India set for bumper winter crops in wake of monsoon rains
Purchases by the state-run Food Corporation of India make the government the biggest hoarder of the grain. As a result, open market prices have remained high despite bumper harvests, giving farmers good returns on wheat.
"If we do not see any pest attack, unseasonal rains and higher temperatures in February-March, we see farmers getting good yield on their average (annual) planting of nearly 29 million hectares," Sharma said.
Indian reservoirs are brimming after this year's 6-percent higher than average monsoon rains. That means lower irrigation costs and less use of diesel for pumps, helping the government in its fight to curb fuel use in the world's fourth-biggest energy consumer.
To cash in on good soil moisture, farmers are also likely to plant more area with the main winter-sown oilseed rapeseed, as well as chickpeas. The latter, known locally as chana, is the most popular edible pulse in India, used in everything from curries to samosa.

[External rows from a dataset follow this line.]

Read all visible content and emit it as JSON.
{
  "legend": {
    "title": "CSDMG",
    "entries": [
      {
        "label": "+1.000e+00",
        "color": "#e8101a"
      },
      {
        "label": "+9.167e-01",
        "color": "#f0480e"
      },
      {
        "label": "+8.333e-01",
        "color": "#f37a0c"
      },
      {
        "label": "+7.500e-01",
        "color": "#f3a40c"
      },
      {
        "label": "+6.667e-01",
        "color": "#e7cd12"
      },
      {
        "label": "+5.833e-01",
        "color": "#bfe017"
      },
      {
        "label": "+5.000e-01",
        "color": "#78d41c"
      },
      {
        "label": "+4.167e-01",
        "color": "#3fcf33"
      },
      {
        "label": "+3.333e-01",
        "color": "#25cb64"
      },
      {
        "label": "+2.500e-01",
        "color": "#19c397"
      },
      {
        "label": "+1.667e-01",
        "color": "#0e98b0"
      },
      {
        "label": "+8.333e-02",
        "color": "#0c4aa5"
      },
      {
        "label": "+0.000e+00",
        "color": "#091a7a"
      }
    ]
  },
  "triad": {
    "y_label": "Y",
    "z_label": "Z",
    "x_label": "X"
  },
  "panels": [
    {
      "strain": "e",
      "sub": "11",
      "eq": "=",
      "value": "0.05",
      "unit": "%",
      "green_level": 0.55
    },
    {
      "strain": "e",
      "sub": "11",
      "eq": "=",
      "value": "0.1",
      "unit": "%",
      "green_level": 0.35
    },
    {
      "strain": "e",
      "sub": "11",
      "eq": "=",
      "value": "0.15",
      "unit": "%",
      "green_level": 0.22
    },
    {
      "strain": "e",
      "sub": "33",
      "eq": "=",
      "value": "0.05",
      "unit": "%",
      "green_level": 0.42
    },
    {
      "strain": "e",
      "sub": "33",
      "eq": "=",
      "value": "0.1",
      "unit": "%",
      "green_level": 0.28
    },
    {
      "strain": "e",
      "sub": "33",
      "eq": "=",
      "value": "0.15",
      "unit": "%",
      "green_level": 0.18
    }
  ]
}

"I am putting in 10 acres of land under chana as against 8 acres last year because the weather is conducive and yields are expected to be higher," said Keshav Prasad Rathi, a farmer-cum-trader from Akola in western Maharashtra, India's No.2 chickpea growing state.
Farmers and traders said the next chickpea harvest would be near the record levels of 8.8 million tonnes produced in the crop year to June 2013. That is good news for India which has to rely on Canada, Myanmar and Australia for around 2.5-3.5 million tonnes of imports of protein-rich pulses.
If weather conditions do not change abruptly, rapeseed production should exceed the 7.82 million tonnes harvested in the previous year, said a Mumbai-based industry official.
Higher output of rapeseed, which has the highest oil content among India's nine main oilseeds, will help cut imports by the world's biggest vegetable oil importer.
But any major jump in output would also depress oilseed and cooking oil prices, reducing growers' returns on the crop. Unlike wheat, the government does not buy oilseeds from farmers and promises to intervene only when prices fall below a support price fixed by the farm ministry.